Baca berita dengan sedikit iklan, klik di sini
TIGA tempat sampah plastik-hijau untuk sampah basah, kuning buat sampah kering, dan merah khusus untuk batu baterai-tersebar di setiap sudut sekolah. Ya, di Sekolah Dasar Negeri Juluk, Saronggi, Kabupaten Sumenep, Madura, kesadaran lingkungan berawal dari memilah-milah sampah.
Pak Ostadi, guru kelas III yang menyandang tugas khusus mengelola kegiatan lingkungan, rajin memantau kotak-kotak plastik tersebut.
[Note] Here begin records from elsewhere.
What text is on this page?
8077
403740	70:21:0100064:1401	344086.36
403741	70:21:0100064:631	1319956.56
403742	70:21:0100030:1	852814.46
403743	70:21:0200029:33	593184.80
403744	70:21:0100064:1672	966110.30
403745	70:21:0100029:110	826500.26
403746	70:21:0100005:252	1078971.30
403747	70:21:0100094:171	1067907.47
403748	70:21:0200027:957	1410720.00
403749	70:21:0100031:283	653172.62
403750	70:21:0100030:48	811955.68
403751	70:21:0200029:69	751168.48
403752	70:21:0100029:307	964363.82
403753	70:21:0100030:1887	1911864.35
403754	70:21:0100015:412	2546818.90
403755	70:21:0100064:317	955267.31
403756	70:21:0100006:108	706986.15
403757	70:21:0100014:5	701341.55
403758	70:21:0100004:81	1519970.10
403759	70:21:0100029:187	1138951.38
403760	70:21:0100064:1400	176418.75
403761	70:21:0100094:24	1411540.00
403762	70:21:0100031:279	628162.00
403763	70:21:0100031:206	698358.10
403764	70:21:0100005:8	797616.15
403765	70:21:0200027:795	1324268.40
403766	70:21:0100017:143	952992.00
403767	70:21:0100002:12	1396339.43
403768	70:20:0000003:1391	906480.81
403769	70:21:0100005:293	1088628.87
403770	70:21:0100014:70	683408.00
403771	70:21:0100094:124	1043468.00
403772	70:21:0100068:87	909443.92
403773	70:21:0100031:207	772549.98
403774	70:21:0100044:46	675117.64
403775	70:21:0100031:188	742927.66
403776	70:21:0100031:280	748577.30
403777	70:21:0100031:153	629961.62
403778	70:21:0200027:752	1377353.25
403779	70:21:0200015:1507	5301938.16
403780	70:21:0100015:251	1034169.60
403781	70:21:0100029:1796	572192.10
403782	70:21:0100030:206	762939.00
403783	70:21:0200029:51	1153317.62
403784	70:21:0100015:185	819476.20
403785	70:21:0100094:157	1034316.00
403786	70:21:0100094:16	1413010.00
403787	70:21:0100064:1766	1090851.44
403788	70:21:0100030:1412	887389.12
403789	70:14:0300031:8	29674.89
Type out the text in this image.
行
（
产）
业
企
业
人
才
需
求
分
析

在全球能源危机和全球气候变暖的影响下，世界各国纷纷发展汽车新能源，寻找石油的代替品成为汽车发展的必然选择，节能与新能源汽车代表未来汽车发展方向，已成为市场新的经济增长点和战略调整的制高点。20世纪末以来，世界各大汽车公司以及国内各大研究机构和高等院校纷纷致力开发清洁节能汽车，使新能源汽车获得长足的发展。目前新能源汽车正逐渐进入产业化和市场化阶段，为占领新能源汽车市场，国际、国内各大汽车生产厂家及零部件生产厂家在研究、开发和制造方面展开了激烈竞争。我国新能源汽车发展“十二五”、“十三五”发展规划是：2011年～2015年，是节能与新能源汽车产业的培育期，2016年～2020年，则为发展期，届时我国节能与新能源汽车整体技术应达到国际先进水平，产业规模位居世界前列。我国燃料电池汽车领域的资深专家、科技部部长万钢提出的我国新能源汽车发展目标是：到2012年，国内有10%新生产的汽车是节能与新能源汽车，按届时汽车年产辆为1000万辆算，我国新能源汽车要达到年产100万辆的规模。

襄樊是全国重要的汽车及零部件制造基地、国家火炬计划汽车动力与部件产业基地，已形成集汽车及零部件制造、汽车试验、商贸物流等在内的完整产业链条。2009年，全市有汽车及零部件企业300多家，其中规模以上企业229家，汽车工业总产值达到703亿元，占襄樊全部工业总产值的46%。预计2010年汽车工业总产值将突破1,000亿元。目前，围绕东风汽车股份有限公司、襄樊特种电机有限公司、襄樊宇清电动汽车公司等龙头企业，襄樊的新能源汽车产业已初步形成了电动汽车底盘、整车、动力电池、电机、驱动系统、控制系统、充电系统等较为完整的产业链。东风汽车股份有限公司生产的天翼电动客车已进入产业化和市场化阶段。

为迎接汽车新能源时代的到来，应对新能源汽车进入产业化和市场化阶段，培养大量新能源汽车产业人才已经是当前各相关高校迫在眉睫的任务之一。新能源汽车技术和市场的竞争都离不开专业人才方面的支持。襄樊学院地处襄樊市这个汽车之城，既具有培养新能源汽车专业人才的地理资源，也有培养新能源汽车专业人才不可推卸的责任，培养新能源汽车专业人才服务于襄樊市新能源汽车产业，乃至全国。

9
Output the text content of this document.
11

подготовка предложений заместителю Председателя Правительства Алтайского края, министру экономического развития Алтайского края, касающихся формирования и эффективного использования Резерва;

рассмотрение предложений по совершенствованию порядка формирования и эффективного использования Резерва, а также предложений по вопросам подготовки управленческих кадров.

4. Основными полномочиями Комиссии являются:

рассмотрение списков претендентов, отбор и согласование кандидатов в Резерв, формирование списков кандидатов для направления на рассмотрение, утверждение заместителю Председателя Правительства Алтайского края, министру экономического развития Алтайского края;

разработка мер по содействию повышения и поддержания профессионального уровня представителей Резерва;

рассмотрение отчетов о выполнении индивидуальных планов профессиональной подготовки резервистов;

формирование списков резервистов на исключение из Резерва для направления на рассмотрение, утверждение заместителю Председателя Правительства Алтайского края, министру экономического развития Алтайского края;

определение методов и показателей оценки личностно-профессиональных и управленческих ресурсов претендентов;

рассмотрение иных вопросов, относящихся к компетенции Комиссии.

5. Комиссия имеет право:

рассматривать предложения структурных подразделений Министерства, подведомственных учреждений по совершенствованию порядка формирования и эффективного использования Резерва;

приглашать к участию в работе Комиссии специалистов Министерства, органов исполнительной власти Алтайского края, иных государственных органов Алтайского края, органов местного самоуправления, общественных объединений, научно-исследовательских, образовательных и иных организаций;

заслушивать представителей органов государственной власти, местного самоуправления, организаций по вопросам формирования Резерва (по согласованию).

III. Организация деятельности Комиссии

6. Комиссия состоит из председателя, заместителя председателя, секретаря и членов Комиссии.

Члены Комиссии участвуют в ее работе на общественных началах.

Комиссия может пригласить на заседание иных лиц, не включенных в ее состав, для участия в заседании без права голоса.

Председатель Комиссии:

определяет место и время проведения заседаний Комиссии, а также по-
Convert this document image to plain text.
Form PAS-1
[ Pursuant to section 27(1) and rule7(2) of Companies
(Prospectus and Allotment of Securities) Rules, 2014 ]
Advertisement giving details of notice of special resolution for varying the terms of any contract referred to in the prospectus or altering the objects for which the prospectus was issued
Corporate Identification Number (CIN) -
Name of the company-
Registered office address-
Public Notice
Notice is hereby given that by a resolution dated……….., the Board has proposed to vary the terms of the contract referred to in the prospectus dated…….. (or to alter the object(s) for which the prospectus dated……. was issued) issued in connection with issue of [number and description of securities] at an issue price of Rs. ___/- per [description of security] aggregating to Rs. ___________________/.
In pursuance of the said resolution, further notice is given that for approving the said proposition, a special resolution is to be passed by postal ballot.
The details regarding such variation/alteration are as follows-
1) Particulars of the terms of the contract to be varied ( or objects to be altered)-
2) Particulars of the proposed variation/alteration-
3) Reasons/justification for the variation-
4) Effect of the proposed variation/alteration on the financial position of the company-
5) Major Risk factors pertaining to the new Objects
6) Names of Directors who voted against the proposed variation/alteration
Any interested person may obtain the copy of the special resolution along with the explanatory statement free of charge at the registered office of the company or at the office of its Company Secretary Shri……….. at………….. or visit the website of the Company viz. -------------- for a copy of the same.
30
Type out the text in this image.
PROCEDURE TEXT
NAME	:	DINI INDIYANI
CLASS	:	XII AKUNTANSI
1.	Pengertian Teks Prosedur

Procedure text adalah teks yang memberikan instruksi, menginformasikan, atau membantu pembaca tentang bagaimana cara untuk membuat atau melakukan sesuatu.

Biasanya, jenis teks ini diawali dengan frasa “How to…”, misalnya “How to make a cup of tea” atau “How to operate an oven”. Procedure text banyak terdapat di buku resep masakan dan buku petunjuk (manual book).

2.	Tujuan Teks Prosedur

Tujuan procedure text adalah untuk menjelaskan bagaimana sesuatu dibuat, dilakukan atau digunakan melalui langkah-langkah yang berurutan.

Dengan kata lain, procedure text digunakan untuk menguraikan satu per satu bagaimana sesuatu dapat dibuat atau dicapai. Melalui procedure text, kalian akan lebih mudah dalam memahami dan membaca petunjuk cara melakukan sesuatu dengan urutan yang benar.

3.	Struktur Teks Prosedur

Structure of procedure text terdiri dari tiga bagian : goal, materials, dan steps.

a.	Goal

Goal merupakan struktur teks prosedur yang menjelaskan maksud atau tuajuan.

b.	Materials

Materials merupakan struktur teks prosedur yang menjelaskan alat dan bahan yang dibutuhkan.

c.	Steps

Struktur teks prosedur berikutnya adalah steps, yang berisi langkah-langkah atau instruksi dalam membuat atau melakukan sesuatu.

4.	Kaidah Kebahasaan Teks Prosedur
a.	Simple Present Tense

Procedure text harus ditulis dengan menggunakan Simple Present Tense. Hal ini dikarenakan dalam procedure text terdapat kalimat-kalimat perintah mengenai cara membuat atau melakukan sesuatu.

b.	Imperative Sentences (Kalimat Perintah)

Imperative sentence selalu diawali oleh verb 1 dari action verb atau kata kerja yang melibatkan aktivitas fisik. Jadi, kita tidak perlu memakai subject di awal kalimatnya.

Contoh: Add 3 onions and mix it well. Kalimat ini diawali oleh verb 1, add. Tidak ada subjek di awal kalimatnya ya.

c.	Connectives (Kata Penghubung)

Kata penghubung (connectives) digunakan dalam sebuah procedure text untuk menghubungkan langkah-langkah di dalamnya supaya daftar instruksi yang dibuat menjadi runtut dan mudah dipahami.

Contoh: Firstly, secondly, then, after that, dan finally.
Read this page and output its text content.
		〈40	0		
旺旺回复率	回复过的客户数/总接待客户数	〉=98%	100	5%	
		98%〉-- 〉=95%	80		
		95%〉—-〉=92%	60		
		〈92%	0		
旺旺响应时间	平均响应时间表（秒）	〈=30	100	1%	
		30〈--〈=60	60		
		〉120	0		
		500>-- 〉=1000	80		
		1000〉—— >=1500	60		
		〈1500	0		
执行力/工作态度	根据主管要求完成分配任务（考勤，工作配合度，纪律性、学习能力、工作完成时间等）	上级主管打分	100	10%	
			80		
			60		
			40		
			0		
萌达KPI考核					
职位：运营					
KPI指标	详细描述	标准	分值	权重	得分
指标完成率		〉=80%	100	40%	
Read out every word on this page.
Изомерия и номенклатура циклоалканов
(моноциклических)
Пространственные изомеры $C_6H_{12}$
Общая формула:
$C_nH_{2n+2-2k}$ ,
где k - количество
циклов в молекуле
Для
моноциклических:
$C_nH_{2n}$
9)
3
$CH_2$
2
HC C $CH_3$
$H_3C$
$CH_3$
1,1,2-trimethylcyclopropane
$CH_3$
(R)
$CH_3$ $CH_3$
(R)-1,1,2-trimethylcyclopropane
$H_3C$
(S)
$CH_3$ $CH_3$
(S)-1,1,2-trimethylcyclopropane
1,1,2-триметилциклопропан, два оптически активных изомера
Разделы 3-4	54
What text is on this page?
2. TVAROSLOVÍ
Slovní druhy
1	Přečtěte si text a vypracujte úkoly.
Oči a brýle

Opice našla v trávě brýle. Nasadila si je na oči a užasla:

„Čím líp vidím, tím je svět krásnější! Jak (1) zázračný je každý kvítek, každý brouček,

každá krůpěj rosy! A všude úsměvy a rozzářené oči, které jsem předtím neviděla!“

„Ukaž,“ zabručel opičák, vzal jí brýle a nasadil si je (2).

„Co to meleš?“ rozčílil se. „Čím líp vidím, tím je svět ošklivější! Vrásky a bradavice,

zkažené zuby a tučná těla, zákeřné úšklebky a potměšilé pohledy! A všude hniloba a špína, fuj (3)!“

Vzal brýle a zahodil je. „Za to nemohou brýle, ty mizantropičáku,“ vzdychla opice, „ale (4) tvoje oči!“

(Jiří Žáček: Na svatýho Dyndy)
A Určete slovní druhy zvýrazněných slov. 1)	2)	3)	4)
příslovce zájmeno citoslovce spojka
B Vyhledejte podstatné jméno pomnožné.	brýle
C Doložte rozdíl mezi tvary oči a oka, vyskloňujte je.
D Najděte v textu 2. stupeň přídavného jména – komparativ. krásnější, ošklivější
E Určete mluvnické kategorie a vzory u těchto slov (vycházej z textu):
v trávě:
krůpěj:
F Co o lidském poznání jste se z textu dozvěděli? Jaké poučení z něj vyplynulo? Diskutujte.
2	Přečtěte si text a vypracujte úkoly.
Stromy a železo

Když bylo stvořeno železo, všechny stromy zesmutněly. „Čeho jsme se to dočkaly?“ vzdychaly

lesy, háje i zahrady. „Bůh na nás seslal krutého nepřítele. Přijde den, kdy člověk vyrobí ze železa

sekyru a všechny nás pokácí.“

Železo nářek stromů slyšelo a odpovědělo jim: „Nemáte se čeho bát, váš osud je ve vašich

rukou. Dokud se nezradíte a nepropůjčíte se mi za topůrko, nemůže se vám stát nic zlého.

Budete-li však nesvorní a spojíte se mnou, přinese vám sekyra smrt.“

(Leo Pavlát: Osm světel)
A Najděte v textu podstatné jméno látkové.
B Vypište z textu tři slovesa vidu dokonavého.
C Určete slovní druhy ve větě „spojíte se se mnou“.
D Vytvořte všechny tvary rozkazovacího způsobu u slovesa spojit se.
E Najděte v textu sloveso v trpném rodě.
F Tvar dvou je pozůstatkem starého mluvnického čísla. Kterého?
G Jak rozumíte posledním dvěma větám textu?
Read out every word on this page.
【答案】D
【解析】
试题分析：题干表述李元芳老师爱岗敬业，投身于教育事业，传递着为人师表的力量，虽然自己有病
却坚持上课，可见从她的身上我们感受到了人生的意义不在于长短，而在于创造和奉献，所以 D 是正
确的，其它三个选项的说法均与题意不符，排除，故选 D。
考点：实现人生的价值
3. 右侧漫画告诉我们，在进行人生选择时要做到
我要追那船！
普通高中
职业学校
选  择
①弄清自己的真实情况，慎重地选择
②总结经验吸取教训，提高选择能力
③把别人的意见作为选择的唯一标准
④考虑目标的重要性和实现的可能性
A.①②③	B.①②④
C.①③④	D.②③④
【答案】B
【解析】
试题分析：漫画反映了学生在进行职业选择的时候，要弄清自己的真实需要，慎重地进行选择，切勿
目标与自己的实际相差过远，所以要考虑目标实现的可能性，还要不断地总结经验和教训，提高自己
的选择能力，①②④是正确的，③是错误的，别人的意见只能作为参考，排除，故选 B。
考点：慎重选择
Memilah sampah adalah kebiasaan aneh yang ditularkan kepada para murid. Namun keberhasilan menularkan kebiasaan baru ini menimbulkan problem pula. Saat bertemu dengan para orang tua, Ostadi harus mempertanggungjawabkan kelakuannya. "Mereka mengeluh karena anaknya memprotes pembuangan sampah di rumahnya yang tidak dipisah-pisah," ucap Ostadi.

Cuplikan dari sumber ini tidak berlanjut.